Campaign planning against program requirements
Before committing budget to a campaign, the advertising strategy has to be structured around what each manufacturer will actually reimburse. That means selecting eligible channels, building ads that meet the creative specs (brand prominence, content ratios, logo sizing), and confirming that the campaign will be documented in the format the manufacturer requires for claims.
Running the documentation in real time
The worst time to think about documentation is after the campaign has ended. Screenshots, performance reports, and proof of publication need to be captured while the campaign is live. Waiting until claim time to reconstruct what ran, when, and how often is a losing approach — platforms don't always preserve historical ad screenshots, and the detail required for a valid claim isn't always easy to pull retroactively.

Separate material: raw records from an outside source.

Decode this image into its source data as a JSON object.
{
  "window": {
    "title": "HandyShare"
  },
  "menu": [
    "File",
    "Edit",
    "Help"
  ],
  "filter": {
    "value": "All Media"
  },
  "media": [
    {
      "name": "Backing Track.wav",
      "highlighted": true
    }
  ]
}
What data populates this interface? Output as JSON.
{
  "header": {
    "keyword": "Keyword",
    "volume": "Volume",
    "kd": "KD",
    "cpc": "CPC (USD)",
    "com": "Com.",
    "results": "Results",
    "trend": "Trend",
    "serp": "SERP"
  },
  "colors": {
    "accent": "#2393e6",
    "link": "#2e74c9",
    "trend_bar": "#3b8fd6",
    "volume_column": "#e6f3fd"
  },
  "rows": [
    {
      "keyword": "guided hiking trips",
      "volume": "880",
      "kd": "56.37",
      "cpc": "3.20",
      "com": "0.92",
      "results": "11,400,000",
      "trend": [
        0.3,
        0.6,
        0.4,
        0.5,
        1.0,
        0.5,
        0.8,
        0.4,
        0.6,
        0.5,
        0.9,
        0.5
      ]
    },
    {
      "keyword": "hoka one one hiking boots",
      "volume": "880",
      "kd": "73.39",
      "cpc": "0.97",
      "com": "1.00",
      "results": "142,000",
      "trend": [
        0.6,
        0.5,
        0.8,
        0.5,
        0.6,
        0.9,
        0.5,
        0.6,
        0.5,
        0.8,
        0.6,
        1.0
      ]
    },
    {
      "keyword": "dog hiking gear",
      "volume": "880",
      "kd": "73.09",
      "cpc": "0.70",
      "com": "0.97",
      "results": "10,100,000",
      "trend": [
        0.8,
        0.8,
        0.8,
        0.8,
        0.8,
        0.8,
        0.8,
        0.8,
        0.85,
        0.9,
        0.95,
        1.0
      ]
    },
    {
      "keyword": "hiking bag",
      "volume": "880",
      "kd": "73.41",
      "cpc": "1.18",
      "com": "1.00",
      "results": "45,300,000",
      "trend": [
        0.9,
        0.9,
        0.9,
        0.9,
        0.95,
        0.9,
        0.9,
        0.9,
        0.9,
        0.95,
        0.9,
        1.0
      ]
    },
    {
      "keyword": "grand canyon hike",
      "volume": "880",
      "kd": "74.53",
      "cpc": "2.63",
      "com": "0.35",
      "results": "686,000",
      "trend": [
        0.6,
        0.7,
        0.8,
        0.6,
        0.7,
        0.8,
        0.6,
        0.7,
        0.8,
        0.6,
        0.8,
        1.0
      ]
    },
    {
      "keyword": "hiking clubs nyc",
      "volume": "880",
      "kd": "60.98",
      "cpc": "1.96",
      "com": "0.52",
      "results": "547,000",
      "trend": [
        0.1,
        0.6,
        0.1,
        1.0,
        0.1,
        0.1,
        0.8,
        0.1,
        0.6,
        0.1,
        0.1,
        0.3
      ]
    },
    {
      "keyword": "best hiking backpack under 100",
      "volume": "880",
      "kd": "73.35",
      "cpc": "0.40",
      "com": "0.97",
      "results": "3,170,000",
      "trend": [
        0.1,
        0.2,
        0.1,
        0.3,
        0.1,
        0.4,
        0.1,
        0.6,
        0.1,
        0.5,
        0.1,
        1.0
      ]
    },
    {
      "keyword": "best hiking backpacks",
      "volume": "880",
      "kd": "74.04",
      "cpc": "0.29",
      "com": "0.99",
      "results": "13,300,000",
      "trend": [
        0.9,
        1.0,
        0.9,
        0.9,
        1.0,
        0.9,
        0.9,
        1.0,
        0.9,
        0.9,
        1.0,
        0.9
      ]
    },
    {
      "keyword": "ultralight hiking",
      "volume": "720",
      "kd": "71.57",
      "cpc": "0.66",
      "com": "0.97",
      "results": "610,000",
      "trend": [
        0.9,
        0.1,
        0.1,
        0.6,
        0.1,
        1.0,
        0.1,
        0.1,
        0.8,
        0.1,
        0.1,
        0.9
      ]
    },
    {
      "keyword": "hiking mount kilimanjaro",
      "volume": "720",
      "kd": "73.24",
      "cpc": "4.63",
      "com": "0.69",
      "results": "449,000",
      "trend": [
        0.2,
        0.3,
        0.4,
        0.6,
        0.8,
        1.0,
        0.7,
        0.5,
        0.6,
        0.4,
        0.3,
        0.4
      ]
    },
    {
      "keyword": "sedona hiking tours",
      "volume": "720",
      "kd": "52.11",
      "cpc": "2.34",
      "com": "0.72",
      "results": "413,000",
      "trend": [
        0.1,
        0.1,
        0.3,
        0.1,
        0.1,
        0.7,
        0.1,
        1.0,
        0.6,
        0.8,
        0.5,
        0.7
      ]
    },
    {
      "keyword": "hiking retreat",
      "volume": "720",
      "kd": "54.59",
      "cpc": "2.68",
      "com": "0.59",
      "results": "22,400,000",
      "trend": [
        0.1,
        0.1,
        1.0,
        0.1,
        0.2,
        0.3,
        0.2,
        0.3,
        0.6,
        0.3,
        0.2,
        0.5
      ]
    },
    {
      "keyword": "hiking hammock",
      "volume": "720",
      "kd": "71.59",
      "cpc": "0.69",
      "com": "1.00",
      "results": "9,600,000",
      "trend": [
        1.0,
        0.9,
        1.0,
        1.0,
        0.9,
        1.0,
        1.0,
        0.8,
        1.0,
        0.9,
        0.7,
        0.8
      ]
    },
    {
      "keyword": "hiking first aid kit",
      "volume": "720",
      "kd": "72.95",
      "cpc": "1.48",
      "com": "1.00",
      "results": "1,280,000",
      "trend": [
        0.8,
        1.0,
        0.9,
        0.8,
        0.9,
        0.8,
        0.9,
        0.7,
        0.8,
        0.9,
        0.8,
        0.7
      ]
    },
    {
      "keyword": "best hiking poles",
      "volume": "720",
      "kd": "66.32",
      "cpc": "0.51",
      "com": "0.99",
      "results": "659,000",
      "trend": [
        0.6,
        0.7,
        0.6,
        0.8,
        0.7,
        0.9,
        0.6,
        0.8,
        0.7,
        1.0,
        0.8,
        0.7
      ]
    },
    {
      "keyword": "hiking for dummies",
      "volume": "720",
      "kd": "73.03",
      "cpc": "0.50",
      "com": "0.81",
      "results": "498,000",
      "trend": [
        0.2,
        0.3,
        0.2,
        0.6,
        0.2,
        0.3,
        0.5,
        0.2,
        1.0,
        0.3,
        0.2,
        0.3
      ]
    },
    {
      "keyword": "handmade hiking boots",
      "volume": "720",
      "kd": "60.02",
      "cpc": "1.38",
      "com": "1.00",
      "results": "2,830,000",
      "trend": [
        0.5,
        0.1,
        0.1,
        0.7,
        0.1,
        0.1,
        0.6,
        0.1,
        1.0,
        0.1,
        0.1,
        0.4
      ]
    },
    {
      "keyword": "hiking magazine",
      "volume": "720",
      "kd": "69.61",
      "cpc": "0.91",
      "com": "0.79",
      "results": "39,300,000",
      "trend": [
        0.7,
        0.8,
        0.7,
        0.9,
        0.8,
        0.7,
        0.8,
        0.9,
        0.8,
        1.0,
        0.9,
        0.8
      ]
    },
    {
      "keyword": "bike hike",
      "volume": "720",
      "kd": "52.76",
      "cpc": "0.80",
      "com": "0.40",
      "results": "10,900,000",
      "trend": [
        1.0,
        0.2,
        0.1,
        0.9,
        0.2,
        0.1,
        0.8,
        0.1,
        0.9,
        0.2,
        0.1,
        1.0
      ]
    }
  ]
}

Filing claims before the window closes
With 90-day rolling windows, this is a recurring task, not an annual one. A campaign that ran in October needs to be filed by January. One that ran in December needs to be filed before the annual hard cutoff — which may be before you even think about it in the new year. Tracking both the rolling window and the annual deadline, for each manufacturer, requires a system.
The Real Cost of Not Claiming
Dealers sometimes rationalize leaving co-op money unclaimed as a time problem — the hours required to manage the process aren't worth the reimbursements. This calculation often underestimates what's actually on the table.
Consider a mid-sized hearth dealer buying $600,000 annually across three manufacturers with active co-op programs. At average accrual rates, that dealer could have $12,000–$18,000 in available co-op funds per year. At a 50% reimbursement rate, claiming that balance effectively doubles the reach of their paid advertising budget — or directly offsets thousands of dollars in advertising costs they would otherwise pay out of pocket.
Framed another way: leaving that money on the table isn't saving time, it's paying full price for advertising the manufacturer had already agreed to subsidize. The reimbursement doesn't go anywhere useful when it expires — it doesn't lower your product cost, and it doesn't flow back to the dealer. It simply ceases to exist as a liability on the manufacturer's books.
Working with Someone Who Knows the Programs
The hearth and patio industry has a specific set of manufacturer co-op programs — Napoleon, Regency, Kozy Heat, Valor, Hearth & Home Technologies, Empire, Travis Industries, and others — each with their own accrual rate, claim window, creative specs, eligible channels, and point of contact. Working with a marketing partner who already understands those programs, knows who to send results to at each brand, and has managed the documentation and claim process before is meaningfully different from working with a general digital agency that would be learning the programs from scratch on your behalf.
If you've had a co-op claim denied, missed a filing deadline, or simply don't know what your current balances are across your manufacturer lines, those are exactly the situations this kind of working relationship is designed to fix. The goal is to turn co-op into a reliable, ongoing revenue stream from your manufacturer relationships — money you've already earned, structured into your advertising so it comes back to you every program period instead of expiring on the table.